Fiorello LaGuardia adalah seorang walikota di kota New York saat terjadi depresi besar saat itu, sebagai walikota tiga periode (1934 – 1945). Walikota ini dekat dengan warganya, bahkan  terlibat dalam tim pemadam kebakaran, atau kegiatan pengamanan polisi adalah hal biasa baginya, (Sepertinya inilah yang ditiru oleh Gubernur DKI saat ini, :)). Pada musim dingin di bulan Januari 1935, sang walikota hadir dalam suatu pengadilan bagi warga miskin di kota itu.

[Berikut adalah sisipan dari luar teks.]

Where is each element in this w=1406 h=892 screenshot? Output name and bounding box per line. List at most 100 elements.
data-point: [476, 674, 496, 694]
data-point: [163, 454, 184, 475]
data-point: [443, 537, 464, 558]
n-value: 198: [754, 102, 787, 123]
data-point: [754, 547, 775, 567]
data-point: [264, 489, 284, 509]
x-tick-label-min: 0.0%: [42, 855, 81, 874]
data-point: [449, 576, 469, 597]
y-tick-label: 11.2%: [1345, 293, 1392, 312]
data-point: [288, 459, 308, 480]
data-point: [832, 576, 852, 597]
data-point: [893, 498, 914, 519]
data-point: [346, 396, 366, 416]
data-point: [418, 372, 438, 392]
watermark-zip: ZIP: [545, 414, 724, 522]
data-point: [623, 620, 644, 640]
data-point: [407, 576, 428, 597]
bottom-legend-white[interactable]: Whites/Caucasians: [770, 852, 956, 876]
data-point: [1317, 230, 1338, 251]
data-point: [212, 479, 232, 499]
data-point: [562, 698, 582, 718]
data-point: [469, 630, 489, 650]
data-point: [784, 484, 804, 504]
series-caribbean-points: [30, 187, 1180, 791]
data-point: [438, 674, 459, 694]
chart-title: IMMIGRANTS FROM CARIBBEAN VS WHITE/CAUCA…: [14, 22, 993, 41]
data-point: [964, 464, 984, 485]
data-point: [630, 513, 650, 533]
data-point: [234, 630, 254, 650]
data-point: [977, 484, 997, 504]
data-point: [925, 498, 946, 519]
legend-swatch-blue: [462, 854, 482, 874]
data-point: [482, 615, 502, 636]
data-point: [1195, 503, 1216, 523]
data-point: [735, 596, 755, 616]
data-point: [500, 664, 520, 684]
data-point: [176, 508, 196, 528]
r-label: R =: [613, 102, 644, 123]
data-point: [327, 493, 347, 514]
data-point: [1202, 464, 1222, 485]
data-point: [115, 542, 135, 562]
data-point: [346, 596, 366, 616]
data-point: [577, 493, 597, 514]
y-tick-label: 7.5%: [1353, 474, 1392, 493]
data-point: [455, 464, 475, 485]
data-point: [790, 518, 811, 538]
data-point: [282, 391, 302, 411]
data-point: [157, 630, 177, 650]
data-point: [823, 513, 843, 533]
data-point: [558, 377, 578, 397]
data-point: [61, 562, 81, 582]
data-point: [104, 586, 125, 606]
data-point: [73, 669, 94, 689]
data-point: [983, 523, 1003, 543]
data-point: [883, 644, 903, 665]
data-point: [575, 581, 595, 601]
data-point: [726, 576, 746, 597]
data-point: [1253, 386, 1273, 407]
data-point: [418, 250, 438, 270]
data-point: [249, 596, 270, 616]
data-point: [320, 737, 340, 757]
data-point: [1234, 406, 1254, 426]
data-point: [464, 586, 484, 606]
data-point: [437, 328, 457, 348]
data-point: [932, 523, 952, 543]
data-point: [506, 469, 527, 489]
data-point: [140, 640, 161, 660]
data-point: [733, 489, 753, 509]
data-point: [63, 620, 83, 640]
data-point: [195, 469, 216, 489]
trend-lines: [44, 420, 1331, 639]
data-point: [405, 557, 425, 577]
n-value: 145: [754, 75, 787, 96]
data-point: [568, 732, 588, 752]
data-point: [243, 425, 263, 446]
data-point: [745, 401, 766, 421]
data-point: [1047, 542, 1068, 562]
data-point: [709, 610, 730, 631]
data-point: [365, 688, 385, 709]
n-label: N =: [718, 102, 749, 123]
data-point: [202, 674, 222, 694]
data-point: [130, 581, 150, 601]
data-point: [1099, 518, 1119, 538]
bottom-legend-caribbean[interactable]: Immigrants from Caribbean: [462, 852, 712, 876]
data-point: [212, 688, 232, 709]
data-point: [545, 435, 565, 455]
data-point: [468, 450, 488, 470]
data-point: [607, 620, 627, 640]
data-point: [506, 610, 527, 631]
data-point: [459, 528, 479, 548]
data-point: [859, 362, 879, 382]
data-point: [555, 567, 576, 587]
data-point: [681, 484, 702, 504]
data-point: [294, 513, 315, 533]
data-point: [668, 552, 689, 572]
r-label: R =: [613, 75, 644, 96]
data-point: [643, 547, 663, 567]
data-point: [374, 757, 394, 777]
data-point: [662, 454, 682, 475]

Karena hormatnya kepada sang Walikota, sang hakim mempersilahkan tempatnya digantikan oleh sang Walikota, dan tidak lama kemudian seorang wanita tua dengan baju yang sangat lusuh dibawa ke meja hakim dengan tuduhan mencuri roti disebuah toko. Di depan sang hakim wanita tua ini menceritakan motivasi kenapa dia mencuri roti adalah karena  suami dari putrinya sudah lama pergi, dan sang putri sedang dalam keadaan sakit sementara dua cucunya sedang kelaparan.

Melihat gelagat yang tidak baik, sang pemilik toko dimana sang wanita tua itu mencuri mengatakan kepada hakim bahwa dia tidak akan menarik tuntutannya, sambil berkata “Ini adalah lingkungan yang buruk namun nyata, yang Mulia” dan dia harus dihukum untuk memberi pelajaran dan efek jera bagi yang lain.”.

Sang walikota menarik nafas, dan memandang kepada wanita tua tersebut dan berkata “Saya tak dapat membuat pengecualian hukum, hukum tetap hukum, jadi anda harus dihukum. Saya mendenda anda 10 dollar dan jika anda tidak mampu bayar maka anda harus masuk penjara 10 hari”.

Sang wanita tua itu tertunduk sedih, hatinya remuk. Namun tiba-tiba sang walikota tersebut mengangkat topinya dan memasukkan 10 dollar ke dalamnya dan berkata kepada pengunjung diruang sidang, “saya atas nama keadilan memberikan kepaqda wanita tua itu 10 dollar untuk membayar tuntutan, dan saya meminta pengunjung untuk membayar masing-masing 50 sen karena tinggal di kota ini namun tidak perduli dengan sesamanya, sehingga seseorang harus mencuri roti agar cucunya bisa makan.” Sang juru sita mengedarkan topi tersebut serta memberikan kepada terdakwa.

Keesokannya harinya koran lokal memberitakan tentang seorang wanita tua yang mencuri roti untuk cucunya yang sedang kelaparan menerima 47,5 dollar, bahkan 50 sen dari nilai tersebut berasal dari Toko Roti dimana wanita tua itu mencuri roti.